Now remember how I have no display on this box? Well the convenient -vnc argument creates a VNC server that I can connect to remotely! This is all great, but kvm also supports X, and actually I do most of my work from an OS X X terminal. Why not just use the X interface? Well on OS X, the keyboard becomes completely unusable in KVM for some reason. It could be something retarded in the X server. Anyhow, for VNC, there is Chicken of the VNC, by far the stupidest package name ever. It generally works well though, however when I tried to connect to my VM I was getting some invalid rectangle error. It seems everything was against my trying to get this working
. After much experimentation, I found that I had to simply disable Hextile encoding in the VNC connection profile and voila, I can connect.
Now I thought to myself, I'm going to be running a webserver on this, don't I need some kind of network setup? Well once I confirmed things are booting ok, I did some research on KVM networking. Essentially what I wanted is my VM to appear just like a separate machine on the network with full network access. KVM has all sorts of networking possibilities, but here is my setup. First I updated /etc/network/interfaces to look like:
auto lo iface lo inet loopback auto br0 iface br0 inet dhcp bridge_ports eth0 bridge_maxwait 2 up /sbin/ifconfig eth0 inet 0.0.0.0 promisc auto eth0 iface eth0 inet static address 172.16.5.0 netmask 255.255.255.0
This generally came from this Ubuntu KVM doc. The IP above is actually a bogus one that won't be used. Rebooting (alas, I did have to reboot) gave me a br0 and eth0 device listed via 'ifconfig'.
My host machine still worked so that's good.
Now how to start the VM with networking? Simple:
sudo kvm -hda vdisk.img -m 384 \ -vnc 192.168.1.137:0.0 \ -no-acpi -net nic -net tap
I went through the install with no problems at all and it got an IP via DHCP on my router. Sweet.
Now one thing that was bothering me about all of this is that spiny sudo prefix. I would've liked to not use sudo. This forum thread mentions a possible solution but I had no luck with tunctl and I didn't feel like spending too much time on it.

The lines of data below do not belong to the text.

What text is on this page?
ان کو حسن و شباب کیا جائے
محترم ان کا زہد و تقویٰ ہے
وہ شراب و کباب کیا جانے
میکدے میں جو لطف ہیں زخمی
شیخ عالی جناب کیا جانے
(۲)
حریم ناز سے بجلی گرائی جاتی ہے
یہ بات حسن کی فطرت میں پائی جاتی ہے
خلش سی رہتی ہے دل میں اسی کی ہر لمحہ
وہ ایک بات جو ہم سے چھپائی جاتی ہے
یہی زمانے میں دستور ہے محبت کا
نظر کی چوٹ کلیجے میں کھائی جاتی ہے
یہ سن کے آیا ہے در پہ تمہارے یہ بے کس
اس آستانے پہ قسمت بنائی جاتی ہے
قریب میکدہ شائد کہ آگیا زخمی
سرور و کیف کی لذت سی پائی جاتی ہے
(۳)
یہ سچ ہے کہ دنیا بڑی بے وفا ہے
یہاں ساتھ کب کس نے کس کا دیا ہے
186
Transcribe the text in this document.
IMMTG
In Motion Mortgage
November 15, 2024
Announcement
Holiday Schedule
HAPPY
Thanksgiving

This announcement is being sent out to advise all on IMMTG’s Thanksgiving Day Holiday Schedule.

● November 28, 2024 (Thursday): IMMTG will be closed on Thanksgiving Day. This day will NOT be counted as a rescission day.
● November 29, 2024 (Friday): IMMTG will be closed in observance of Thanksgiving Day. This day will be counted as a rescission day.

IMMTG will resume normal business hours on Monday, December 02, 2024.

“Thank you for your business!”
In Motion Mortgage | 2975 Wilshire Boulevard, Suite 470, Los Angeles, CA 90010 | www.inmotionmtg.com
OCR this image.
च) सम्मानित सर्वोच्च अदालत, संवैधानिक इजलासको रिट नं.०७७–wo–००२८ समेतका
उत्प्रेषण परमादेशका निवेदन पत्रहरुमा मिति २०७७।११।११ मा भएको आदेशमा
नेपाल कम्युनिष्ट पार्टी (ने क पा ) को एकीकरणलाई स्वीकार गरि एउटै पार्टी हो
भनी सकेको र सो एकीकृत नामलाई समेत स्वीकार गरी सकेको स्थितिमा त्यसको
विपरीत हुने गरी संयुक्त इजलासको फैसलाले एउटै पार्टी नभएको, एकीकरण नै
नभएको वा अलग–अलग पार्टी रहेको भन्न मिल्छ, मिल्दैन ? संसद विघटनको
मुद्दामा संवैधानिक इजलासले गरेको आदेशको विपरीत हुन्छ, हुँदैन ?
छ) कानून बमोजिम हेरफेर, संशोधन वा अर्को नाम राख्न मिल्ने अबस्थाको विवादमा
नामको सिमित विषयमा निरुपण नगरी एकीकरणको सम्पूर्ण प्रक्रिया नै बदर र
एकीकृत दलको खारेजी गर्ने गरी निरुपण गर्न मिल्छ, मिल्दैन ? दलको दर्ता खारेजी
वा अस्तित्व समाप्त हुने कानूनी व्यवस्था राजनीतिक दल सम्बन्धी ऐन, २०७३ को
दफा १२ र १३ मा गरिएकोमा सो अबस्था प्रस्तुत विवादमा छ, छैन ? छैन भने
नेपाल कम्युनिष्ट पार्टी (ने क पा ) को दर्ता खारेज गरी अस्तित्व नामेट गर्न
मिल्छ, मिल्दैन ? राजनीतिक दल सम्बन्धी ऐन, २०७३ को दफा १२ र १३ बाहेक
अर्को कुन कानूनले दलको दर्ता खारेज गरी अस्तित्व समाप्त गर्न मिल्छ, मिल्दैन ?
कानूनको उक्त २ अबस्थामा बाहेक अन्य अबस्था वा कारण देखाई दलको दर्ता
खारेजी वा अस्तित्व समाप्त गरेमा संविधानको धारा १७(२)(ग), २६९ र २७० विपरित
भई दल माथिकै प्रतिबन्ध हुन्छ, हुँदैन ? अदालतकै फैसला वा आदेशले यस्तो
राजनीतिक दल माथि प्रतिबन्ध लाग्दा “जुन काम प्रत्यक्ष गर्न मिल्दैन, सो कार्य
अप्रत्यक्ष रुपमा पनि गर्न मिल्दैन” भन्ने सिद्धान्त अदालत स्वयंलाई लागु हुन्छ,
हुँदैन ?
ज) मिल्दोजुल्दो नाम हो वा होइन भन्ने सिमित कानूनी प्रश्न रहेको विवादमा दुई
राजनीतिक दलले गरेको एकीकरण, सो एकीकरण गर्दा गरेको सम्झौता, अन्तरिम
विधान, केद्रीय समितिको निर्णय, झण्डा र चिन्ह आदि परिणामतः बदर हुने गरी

So I got my cool VM working, now what? For what reason am I on this Earth? On my main web server I have a Django site running under Apache. What I wanted to try is running this with FastCGI under lighttpd. Now I have to admit, lighttpd configuration is a much nicer experience than Apache configuration.
Take a look at my lighttpd.conf. My virtualhost is defined at the bottom, and is taken mostly from the Django fastcgi docs. lighttpd has a very simple and elegant configuration. Note that I had to modify some of the modules loaded, and the Django docs seem to indicate the ordering is important. Once I started up my Django site in fcgi mode my site was instantly accessible, and FAST. At least, very fast for a virtual machine!
So what have I learned from all of this? Well KVM is cool, and one of these days it is going to beat out its commercial counterparts. Also, lighttpd is cool. Cooler than Apache I must say. It will definitely be coming to more web servers near you.